Sur les frais liés à l’instance :
11. Il y a lieu, dans les circonstances de l’espèce, de mettre à la charge de l’État le versement à Me Moller, en application des articles L. 761-1 du code de justice administrative et 37 de la loi du 10 juillet 1991, de la somme de 1 200 euros, sous réserve de l’admission définitive de son client au bénéfice de l’aide juridictionnelle et sous réserve de sa renonciation à percevoir la somme correspondant à la part contributive de l’État.
ORDONNE :
Article 1 : M. B est admis, à titre provisoire, au bénéfice de l’aide juridictionnelle provisoire.

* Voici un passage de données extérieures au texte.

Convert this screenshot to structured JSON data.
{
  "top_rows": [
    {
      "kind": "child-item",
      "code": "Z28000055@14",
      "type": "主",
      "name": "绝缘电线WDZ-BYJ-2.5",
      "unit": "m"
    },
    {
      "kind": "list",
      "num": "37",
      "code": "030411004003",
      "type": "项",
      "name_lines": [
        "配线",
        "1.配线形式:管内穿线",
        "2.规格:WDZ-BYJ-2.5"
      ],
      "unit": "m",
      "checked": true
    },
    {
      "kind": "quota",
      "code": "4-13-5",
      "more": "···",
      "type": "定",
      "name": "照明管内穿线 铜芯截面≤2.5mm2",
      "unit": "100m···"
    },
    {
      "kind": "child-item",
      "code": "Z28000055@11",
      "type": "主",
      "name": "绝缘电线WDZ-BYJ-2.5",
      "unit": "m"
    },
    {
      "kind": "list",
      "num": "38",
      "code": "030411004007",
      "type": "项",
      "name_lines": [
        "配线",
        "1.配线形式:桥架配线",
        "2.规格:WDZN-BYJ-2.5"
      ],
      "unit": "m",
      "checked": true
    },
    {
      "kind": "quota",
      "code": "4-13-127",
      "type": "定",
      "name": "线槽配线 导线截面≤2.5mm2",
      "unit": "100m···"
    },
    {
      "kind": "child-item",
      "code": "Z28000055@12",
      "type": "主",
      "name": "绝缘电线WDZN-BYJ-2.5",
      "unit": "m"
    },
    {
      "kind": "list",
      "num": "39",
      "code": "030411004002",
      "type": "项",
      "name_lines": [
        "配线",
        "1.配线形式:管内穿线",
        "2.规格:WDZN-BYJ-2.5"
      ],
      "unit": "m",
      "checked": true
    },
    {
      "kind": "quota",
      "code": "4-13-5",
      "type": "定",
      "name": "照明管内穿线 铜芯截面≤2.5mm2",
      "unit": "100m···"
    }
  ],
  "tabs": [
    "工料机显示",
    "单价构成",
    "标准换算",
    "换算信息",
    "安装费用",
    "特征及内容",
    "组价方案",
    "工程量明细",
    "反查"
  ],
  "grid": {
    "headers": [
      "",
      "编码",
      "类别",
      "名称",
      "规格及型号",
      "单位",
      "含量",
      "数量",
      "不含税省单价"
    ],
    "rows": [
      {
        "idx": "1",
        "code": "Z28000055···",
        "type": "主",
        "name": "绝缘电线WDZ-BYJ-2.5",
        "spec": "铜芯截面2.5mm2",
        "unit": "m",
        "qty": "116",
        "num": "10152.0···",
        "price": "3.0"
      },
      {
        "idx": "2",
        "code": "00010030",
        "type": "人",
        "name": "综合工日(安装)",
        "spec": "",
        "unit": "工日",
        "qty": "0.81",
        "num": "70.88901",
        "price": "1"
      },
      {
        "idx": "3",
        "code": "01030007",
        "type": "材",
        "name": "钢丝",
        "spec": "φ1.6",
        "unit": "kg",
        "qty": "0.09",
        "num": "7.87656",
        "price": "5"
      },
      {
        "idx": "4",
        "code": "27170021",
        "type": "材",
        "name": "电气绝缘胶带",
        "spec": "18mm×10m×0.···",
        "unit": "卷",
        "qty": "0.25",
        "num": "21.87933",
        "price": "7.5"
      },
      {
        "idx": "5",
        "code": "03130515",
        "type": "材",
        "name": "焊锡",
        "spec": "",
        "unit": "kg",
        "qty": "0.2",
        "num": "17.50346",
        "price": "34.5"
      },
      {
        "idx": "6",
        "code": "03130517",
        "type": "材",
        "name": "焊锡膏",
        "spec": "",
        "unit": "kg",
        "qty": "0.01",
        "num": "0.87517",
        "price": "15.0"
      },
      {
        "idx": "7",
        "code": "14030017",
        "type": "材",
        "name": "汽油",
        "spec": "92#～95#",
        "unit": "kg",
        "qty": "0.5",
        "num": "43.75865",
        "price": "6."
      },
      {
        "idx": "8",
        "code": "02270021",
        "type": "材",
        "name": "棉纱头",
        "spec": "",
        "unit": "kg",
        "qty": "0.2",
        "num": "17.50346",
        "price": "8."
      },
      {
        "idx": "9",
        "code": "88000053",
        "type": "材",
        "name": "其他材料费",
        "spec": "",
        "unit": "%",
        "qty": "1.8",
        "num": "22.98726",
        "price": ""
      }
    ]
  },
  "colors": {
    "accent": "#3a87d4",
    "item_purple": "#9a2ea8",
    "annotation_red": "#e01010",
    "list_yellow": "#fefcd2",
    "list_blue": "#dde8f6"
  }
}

Article 2 : L’exécution de la décision implicite par laquelle le préfet des Hauts-de-Seine a rejeté la demande de carte de résident de M. B est suspendue jusqu’à ce qu’il soit statué au fond sur la légalité de cette décision.
Article 3 : Il est enjoint au préfet des Hauts-de-Seine, ou au préfet territorialement compétent au regard du lieu actuel de résidence du requérant, de procéder dans le délai de trente jours à compter de la notification de la présente ordonnance, à l’examen de la demande de carte de résident en qualité de réfugié du requérant, sous peine d’une astreinte de 100 euros par jour de retard.
Article 4 : Il est enjoint au préfet des Hauts-de-Seine, ou au préfet territorialement compétent au regard du lieu actuel de résidence du requérant, de délivrer à l’intéressé, dans le délai de dix jours à compter de la notification de la présente ordonnance, une autorisation provisoire de séjour lui permettant de travailler, sous peine d’une astreinte de 100 euros par jour de retard.
Article 5 : L’Etat versera la somme de 1 200 euros à Me Moller, dans les conditions fixées à l’article 37 de la loi du 10 juillet 1991, sous réserve, d’une part, de l’admission définitive de M. B au bénéfice de l’aide juridictionnelle et, d’autre part, que Me Moller renonce à percevoir la somme correspondant à la part contributive de l’Etat.
Article 6 : Le surplus des conclusions de la requête est rejeté.
Article 7 : La présente ordonnance sera notifiée à M. A B et au ministre de l’intérieur.
Copie en sera adressée au préfet des Hauts-de-Seine.
Fait à Cergy, le 12 septembre 2025.
La juge des référés
signé
L. Moinecourt
La République mande et ordonne au ministre de l’intérieur en ce qui le concerne ou à tous commissaires de justice à ce requis en ce qui concerne les voies de droit commun contre les parties privées, de pourvoir à l’exécution de la présente décision.